Engolindo uma bocada do próprio vômito, Wrench virou-se para o relógio na parede e disse: "Você vai descobrir agora. Olhe para esse relógio. Cinco, quatro, três, dois, um."
Assim que as palavras de Wrench caíram, eles de repente se viraram para o convés. Mais precisamente, voltaram ao momento em que os flocos de neve tinham acabado de pousar neles.
"Voltem! Todos, voltem para dentro da cabine!" gritou Klaus, liderando os tripulantes de volta ao interior.
"Sobrecarreguem os motores! Vamos sair daqui, essa maldita terra!" gritou Klaus, nervoso, pelo pipe de comunicação. No entanto, a velocidade do navio continuava lenta, mesmo com seus comandos.
Klaus deu mais algumas ordens, sem obter resposta. Por fim, enviou alguém verificar.
Pouco depois, uma voz ecoou pelo pipe de comunicação: "Capitão! O Engenheiro-Chefe e o Engenheiro-Adjunto estão congelados! Estão parados como estátuas!"
"Droga!" reclamou Klaus. Sua expressão ficou sombria enquanto olhava os iceberges sob a luz do holofote.
"Primeiro-oficial e segundo-oficial, vocês dois vão lá embaixo e assumam o comando das máquinas. Vamos sair logo daqui antes que aconteça qualquer coisa."
O Primeiro-oficial e o Segundo-oficial saíram imediatamente para cumprir a ordem. A 'Paixão da Donzela', que ia sendo lentamente engolida pela neve, virou-se rapidamente e fugiu desesperadamente daquela região estranha e desconhecida.
Lily olhava ansiosa para o relógio na parede. A ansiedade crescia a cada minuto.
Quando o ponteiro das horas e o dos minutos se sobrepuseram, a cena ao redor deles piscou, e eles voltaram ao convés mais uma vez. A posição, postura e expressão de todos estavam exatamente iguais ao momento em que os flocos de neve tinham acabado de pousar.
Wrench caiu no chão, olhou para seu capitão e disse: "Viu? Eu já passei por isso várias vezes antes. Estamos presos aqui, vivendo os mesmos quarenta minutos repetidamente."
No entanto, Klaus não tinha tempo para se preocupar com ele. Jogou Wrench no chão da cabine e correu para a ponte com os demais membros da tripulação.
Estavam presos numa situação bizarra, e só conseguiam ver, do lado de fora, a mesma imensidão branca. Como capitão, Klaus precisava encontrar uma maneira de escapar dessa situação.

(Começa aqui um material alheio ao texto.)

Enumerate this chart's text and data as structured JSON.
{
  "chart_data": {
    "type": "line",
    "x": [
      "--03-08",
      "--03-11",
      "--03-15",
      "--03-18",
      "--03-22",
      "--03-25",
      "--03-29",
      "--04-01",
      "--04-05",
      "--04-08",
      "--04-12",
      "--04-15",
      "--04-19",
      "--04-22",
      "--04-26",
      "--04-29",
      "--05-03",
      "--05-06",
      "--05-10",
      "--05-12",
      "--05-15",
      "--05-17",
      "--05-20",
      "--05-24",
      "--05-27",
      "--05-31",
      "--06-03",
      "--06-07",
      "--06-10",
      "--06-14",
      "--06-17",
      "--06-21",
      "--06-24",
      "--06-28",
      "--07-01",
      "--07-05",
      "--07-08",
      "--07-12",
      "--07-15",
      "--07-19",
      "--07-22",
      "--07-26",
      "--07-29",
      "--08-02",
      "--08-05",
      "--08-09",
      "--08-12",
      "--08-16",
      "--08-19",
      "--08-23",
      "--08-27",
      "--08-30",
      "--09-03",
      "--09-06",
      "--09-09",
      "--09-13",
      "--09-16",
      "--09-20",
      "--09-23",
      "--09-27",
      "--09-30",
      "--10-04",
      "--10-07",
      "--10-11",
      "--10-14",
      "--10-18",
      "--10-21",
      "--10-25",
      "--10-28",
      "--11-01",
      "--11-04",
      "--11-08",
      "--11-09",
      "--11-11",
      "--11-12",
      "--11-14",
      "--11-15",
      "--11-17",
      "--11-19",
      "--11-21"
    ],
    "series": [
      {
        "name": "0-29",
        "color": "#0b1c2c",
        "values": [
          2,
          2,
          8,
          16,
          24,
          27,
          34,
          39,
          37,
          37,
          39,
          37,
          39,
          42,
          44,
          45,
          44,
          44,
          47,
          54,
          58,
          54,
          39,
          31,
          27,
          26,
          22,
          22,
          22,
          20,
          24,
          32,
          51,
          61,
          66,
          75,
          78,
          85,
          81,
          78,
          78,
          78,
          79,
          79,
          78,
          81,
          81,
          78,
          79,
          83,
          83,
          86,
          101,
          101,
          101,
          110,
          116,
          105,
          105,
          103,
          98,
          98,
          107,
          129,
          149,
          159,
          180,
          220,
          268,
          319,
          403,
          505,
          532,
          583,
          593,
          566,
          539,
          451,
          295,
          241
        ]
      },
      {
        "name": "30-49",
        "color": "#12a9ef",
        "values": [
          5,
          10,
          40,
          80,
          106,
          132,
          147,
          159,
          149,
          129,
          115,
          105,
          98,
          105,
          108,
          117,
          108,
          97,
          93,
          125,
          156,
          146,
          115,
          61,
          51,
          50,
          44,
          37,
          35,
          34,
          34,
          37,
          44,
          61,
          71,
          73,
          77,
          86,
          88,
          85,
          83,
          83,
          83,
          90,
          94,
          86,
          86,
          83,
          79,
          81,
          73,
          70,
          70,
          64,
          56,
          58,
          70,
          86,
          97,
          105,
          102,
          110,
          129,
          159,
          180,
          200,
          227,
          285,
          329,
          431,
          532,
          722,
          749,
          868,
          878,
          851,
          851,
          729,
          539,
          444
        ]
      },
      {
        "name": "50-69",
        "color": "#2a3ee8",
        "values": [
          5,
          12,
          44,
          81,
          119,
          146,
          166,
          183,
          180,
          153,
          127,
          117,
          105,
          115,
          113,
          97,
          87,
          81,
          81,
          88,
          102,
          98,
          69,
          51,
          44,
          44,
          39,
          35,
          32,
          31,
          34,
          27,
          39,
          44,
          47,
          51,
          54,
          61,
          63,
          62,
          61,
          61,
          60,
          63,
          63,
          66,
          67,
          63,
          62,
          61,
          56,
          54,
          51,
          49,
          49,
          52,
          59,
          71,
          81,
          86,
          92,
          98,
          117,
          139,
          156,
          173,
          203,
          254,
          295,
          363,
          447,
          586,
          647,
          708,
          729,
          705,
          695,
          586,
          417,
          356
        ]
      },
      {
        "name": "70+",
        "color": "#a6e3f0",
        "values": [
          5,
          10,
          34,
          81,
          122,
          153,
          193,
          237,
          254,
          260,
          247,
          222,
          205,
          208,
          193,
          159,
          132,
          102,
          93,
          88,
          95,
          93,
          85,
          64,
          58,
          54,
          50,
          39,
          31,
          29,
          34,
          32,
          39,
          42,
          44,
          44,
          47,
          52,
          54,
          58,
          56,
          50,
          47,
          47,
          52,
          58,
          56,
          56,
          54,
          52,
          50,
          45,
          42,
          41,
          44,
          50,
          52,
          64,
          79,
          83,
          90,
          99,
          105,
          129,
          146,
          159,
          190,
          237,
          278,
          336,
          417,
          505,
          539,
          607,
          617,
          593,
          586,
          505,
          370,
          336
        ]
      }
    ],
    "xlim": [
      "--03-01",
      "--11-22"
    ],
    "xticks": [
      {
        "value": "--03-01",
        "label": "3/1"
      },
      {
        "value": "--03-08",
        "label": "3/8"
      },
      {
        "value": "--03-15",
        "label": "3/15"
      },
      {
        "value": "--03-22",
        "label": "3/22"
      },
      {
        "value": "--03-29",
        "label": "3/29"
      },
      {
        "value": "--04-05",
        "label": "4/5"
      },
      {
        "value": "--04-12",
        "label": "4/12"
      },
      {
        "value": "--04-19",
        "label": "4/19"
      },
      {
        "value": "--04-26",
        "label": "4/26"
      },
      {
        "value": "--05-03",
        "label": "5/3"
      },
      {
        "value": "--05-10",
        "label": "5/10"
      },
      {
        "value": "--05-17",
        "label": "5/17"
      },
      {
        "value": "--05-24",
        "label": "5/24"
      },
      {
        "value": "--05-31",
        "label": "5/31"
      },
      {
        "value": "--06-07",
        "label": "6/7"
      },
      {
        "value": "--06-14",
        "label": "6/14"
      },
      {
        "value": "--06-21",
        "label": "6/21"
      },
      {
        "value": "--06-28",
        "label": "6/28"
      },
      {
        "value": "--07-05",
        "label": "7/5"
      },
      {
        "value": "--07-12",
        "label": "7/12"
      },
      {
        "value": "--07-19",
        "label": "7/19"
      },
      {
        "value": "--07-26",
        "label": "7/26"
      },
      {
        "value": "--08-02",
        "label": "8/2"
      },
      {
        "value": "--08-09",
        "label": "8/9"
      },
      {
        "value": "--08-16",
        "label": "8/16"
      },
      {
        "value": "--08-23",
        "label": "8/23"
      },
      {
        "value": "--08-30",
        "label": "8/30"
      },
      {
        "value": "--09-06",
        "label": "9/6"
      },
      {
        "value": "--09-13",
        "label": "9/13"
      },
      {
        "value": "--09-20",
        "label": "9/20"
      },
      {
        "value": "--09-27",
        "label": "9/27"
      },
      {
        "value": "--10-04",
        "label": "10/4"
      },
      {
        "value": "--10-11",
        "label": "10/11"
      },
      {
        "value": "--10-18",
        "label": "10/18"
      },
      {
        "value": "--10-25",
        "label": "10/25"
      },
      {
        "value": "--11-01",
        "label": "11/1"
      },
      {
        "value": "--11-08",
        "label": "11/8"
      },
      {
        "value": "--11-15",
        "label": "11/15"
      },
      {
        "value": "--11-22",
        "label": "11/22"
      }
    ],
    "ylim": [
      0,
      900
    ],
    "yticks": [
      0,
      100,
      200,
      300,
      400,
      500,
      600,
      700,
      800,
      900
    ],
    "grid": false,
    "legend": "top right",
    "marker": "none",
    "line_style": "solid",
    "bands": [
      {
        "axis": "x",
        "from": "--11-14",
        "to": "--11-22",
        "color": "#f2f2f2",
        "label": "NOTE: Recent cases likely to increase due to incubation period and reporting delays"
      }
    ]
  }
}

Infelizmente, encontrar uma solução não era tão fácil assim.
A cada quarenta minutos, eles se viam de volta ao convés. Conforme o ciclo se repetia, a tripulação acabou deixando de se esconder e passou a ficar na neve, bebendo um pouco de álcool.
Logo, um novo ciclo começou, e uma ideia surgiu na cabeça de Lily num estouro de inspiração. Ela virou-se para Wrench, que estava tão enterrado na neve que parecia um boneco de neve no chão.
"Ainda não perca a esperança. Existe uma saída, e você é a chave. Então me diga, como você saiu da última vez?"
O coração de todos se acendeu com esperança ao ouvir isso.
Se Wrench conseguisse sair, isso significava que eles também conseguiriam.
"Haha. Claro que dá pra sair fazendo o que eu fiz. É só esperar. Mas vocês sabem quanto tempo eu fiquei preso nesse ciclo de quarenta minutos? Dez anos! Um decênio inteiro!!"